Doch zunächst startet erstmal die Weinsaison. „Als Landwirt geht man mit der Sonne raus und mit dem Sonnenuntergang wieder ins Bett. Wir sind jetzt in der Phase, in der die Reben austreiben.“ Wegen des lang anhaltenden Frostes noch im April treiben die Reben später aus als sonst, doch „sobald sie austreiben ist Laubarbeit gefragt, die Triebe müssen ins Drahtgeflecht eingeflochten werden", erklärt Bender. Die nächsten Monate wird er vor allem mit Vorbereitung der Weinlese zu tun haben. Erst in der „dunklen Jahreszeit“ startet die nächste Whisky-Produktion.

Eine „unheimliche Spannung“ baut sich auf

Das erste Fass Whisky war für Bender etwas Besonderes. „Am Anfang baut sich eine unheimliche Spannung auf, bis der erste Whisky aus der Destillerie kommt. Das waren viele schlaflose Nächte“, blickt Bender zurück. Doch als er feststellte, dass der erste Whisky seinen Vorstellungen entsprach, ist ihm „ein Stein vom Herzen gefallen“. Ähnlich gespannt blickt er schon auf den Moment in gut eineinhalb Jahren, wenn der Whisky aus den ersten Fässern gereift ist.

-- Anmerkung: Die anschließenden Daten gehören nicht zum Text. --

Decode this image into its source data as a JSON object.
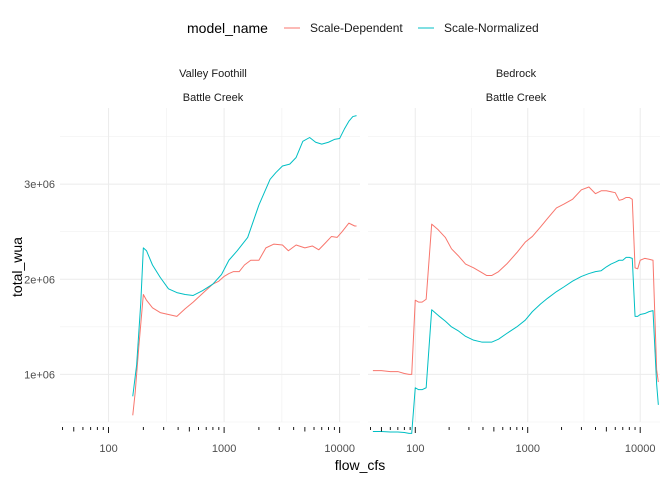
{
  "chart_data": {
    "type": "line",
    "xlabel": "flow_cfs",
    "ylabel": "total_wua",
    "x_scale": "log10",
    "x_ticks": [
      100,
      1000,
      10000
    ],
    "x_tick_labels": [
      "100",
      "1000",
      "10000"
    ],
    "y_ticks": [
      1000000,
      2000000,
      3000000
    ],
    "y_tick_labels": [
      "1e+06",
      "2e+06",
      "3e+06"
    ],
    "ylim": [
      500000,
      3800000
    ],
    "legend": {
      "title": "model_name",
      "placement": "top",
      "entries": [
        {
          "label": "Scale-Dependent",
          "color": "#F8766D"
        },
        {
          "label": "Scale-Normalized",
          "color": "#00BFC4"
        }
      ]
    },
    "panels": [
      {
        "strip": [
          "Valley Foothill",
          "Battle Creek"
        ],
        "xlim": [
          38,
          15000
        ],
        "series": [
          {
            "name": "Scale-Dependent",
            "color": "#F8766D",
            "x": [
              162,
              170,
              183,
              200,
              213,
              240,
              280,
              330,
              390,
              460,
              540,
              650,
              800,
              900,
              1000,
              1100,
              1200,
              1350,
              1500,
              1700,
              2000,
              2300,
              2700,
              3200,
              3600,
              4200,
              5000,
              5800,
              6600,
              7500,
              8500,
              9500,
              10500,
              12000,
              13500,
              14000
            ],
            "y": [
              570000,
              810000,
              1300000,
              1840000,
              1780000,
              1700000,
              1650000,
              1630000,
              1610000,
              1690000,
              1760000,
              1850000,
              1950000,
              1980000,
              2030000,
              2060000,
              2080000,
              2080000,
              2150000,
              2200000,
              2200000,
              2330000,
              2370000,
              2360000,
              2300000,
              2360000,
              2330000,
              2350000,
              2310000,
              2380000,
              2450000,
              2440000,
              2500000,
              2590000,
              2560000,
              2560000
            ]
          },
          {
            "name": "Scale-Normalized",
            "color": "#00BFC4",
            "x": [
              162,
              175,
              190,
              200,
              213,
              240,
              280,
              330,
              390,
              460,
              540,
              650,
              800,
              950,
              1100,
              1300,
              1600,
              2000,
              2500,
              2800,
              3200,
              3700,
              4200,
              4800,
              5500,
              6200,
              7000,
              8000,
              9000,
              10000,
              11000,
              12000,
              13000,
              14000
            ],
            "y": [
              770000,
              1100000,
              1750000,
              2330000,
              2300000,
              2150000,
              2020000,
              1900000,
              1860000,
              1840000,
              1830000,
              1880000,
              1950000,
              2050000,
              2200000,
              2300000,
              2440000,
              2780000,
              3050000,
              3120000,
              3190000,
              3210000,
              3280000,
              3450000,
              3490000,
              3440000,
              3420000,
              3440000,
              3470000,
              3480000,
              3580000,
              3660000,
              3710000,
              3720000
            ]
          }
        ]
      },
      {
        "strip": [
          "Bedrock",
          "Battle Creek"
        ],
        "xlim": [
          38,
          15000
        ],
        "series": [
          {
            "name": "Scale-Dependent",
            "color": "#F8766D",
            "x": [
              42,
              50,
              60,
              70,
              80,
              88,
              93,
              100,
              107,
              115,
              125,
              140,
              160,
              185,
              210,
              240,
              280,
              330,
              390,
              430,
              480,
              550,
              650,
              800,
              950,
              1100,
              1300,
              1500,
              1800,
              2100,
              2500,
              3000,
              3500,
              4000,
              4500,
              5000,
              5500,
              6000,
              6500,
              7000,
              7500,
              8000,
              8500,
              9000,
              9500,
              10000,
              11000,
              12000,
              13000,
              14000,
              14500
            ],
            "y": [
              1040000,
              1040000,
              1030000,
              1030000,
              1010000,
              1000000,
              1000000,
              1780000,
              1760000,
              1760000,
              1790000,
              2580000,
              2520000,
              2440000,
              2320000,
              2250000,
              2160000,
              2120000,
              2070000,
              2040000,
              2040000,
              2080000,
              2160000,
              2280000,
              2390000,
              2450000,
              2550000,
              2640000,
              2750000,
              2790000,
              2840000,
              2940000,
              2970000,
              2900000,
              2930000,
              2930000,
              2920000,
              2910000,
              2830000,
              2840000,
              2860000,
              2860000,
              2840000,
              2120000,
              2110000,
              2200000,
              2220000,
              2210000,
              2200000,
              1050000,
              920000
            ]
          },
          {
            "name": "Scale-Normalized",
            "color": "#00BFC4",
            "x": [
              42,
              50,
              60,
              70,
              80,
              88,
              93,
              100,
              107,
              115,
              125,
              140,
              160,
              185,
              210,
              240,
              280,
              330,
              390,
              430,
              480,
              550,
              650,
              800,
              950,
              1100,
              1300,
              1500,
              1800,
              2100,
              2500,
              3000,
              3500,
              4000,
              4500,
              5000,
              5500,
              6000,
              6500,
              7000,
              7500,
              8000,
              8500,
              9000,
              9500,
              10000,
              11000,
              12000,
              13000,
              14000,
              14500
            ],
            "y": [
              400000,
              400000,
              395000,
              395000,
              390000,
              380000,
              380000,
              860000,
              840000,
              840000,
              860000,
              1680000,
              1620000,
              1560000,
              1500000,
              1460000,
              1400000,
              1360000,
              1340000,
              1340000,
              1340000,
              1370000,
              1430000,
              1500000,
              1570000,
              1660000,
              1740000,
              1800000,
              1870000,
              1920000,
              1980000,
              2030000,
              2060000,
              2080000,
              2090000,
              2130000,
              2160000,
              2180000,
              2200000,
              2200000,
              2230000,
              2230000,
              2220000,
              1610000,
              1610000,
              1630000,
              1640000,
              1660000,
              1670000,
              900000,
              680000
            ]
          }
        ]
      }
    ]
  }
}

Bis dahin heißt es noch viel probieren, um den richtigen Reifegrad hinzubekommen. Dabei helfen ihm auch gern sein Sohn Sven und seine Neffen sowie der Rest der Familie. „Da heißt es dann auch mal: ‚Komm Onkel, wir probieren mal ein paar Whiskys durch‘“, schmunzelt Bender. Die Verkostung im Team ist zudem etwas ganz anderes. „Da entstehen unterschiedliche Eindrücke, die sich zu einem Gesamtbild zusammensetzen. So wird man auch mit seinen Entscheidungen deutlich sicherer“, erklärt Bender.